Deva membuntuti langkahku. Dia duduk di pinggir tempat tidur dan
berkata, “Sha, gue cuma nggak sanggup kalo ngeliat mata lo.”
“Maksud lo?,” aku bener-bener nggak ngerti.
“Gue...gue kangen lo Sha. Sejak kita lulus, gue nggak pernah
ketemu lo lagi. Dan gue masih nggak percaya kita sekarang ketemu, bahkan gue
ngobrol sama lo sekarang. Waktu memang sebuah misteri,” jawabnya.
Terkejut. Satu kata itu yang mampu mengekspresikan sikapku. Namun
aku masih meredam hatiku. Aku nggak boleh besar kepala dan ke-GR-an. Jangan
terlalu ngarep Asha! Warningku dalam
hati. Aku emang nggak boleh berharap lagi. Mungkin Deva hanya kangen ajah.

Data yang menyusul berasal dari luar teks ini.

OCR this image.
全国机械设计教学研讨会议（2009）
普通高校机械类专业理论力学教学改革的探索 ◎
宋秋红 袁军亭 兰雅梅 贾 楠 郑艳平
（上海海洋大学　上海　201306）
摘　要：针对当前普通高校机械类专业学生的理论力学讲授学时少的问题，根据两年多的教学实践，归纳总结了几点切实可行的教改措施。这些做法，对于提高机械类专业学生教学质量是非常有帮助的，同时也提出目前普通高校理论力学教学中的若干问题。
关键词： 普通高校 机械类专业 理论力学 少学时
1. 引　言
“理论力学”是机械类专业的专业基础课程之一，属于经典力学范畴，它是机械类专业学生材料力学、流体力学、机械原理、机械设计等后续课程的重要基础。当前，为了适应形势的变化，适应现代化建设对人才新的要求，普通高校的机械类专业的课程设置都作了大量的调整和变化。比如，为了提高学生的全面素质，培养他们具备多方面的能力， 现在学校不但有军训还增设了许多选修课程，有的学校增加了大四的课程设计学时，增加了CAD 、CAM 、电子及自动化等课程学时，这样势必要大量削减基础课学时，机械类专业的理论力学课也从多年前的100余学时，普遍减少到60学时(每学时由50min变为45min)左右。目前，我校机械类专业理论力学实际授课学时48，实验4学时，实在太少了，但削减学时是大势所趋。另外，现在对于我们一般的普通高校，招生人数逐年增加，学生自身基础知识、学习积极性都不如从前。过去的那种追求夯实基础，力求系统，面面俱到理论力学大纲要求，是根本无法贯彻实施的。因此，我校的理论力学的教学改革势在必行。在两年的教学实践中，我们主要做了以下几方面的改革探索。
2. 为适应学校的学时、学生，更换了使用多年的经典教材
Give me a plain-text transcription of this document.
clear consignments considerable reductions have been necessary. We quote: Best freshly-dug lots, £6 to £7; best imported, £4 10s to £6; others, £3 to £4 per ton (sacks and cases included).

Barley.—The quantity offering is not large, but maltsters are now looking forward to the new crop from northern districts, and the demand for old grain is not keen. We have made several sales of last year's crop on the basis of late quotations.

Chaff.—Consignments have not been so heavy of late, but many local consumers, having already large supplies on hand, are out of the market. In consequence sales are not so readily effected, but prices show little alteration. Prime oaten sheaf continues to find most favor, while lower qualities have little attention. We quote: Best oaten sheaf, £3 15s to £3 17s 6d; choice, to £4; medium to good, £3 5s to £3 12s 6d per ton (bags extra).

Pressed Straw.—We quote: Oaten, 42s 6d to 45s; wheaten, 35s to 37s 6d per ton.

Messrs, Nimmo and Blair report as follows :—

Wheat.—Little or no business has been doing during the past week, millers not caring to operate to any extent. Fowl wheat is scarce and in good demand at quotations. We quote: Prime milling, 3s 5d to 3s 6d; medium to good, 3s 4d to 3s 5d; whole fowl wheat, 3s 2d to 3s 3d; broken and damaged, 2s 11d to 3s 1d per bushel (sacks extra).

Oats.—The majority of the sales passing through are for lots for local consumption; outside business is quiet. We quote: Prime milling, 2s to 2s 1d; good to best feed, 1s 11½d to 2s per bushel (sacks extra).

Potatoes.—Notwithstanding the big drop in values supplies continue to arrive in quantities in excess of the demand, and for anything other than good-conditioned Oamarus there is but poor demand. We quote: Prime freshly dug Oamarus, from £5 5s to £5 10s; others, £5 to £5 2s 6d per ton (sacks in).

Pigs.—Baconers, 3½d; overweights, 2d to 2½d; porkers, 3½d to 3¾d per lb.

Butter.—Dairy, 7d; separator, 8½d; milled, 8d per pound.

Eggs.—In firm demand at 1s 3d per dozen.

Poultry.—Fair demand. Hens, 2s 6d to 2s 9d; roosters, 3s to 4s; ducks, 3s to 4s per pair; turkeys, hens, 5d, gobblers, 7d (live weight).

“Dev, lo bisa tinggalin gue? Gue pengen istirahat. Capek. Sorry kalo kesannya gue ngusir lo,”
pintaku pada Deva sambil menarik selimut dan membelakangi Deva.
Aku masih mampu mendengar desah nafasnya yang panjang. Nggak lama,
aku mendengar pula derap kakinya yang perlahan menjauh dan diakhiri dengan
suara pintu kamar yang tertutup. Deva udah keluar. Aku masih unbelievable dengan ucapannya. Aku
masih butuh waktu untuk mencerna peristiwa hal ini. Aku memejamkan mata berusaha
menahan air mataku. Maafin aku Dev, sekarang semuanya udah terlambat untuk
diperbaiki. Dan aku pun terlelap berhiaskan air mata jatuh ke pipiku.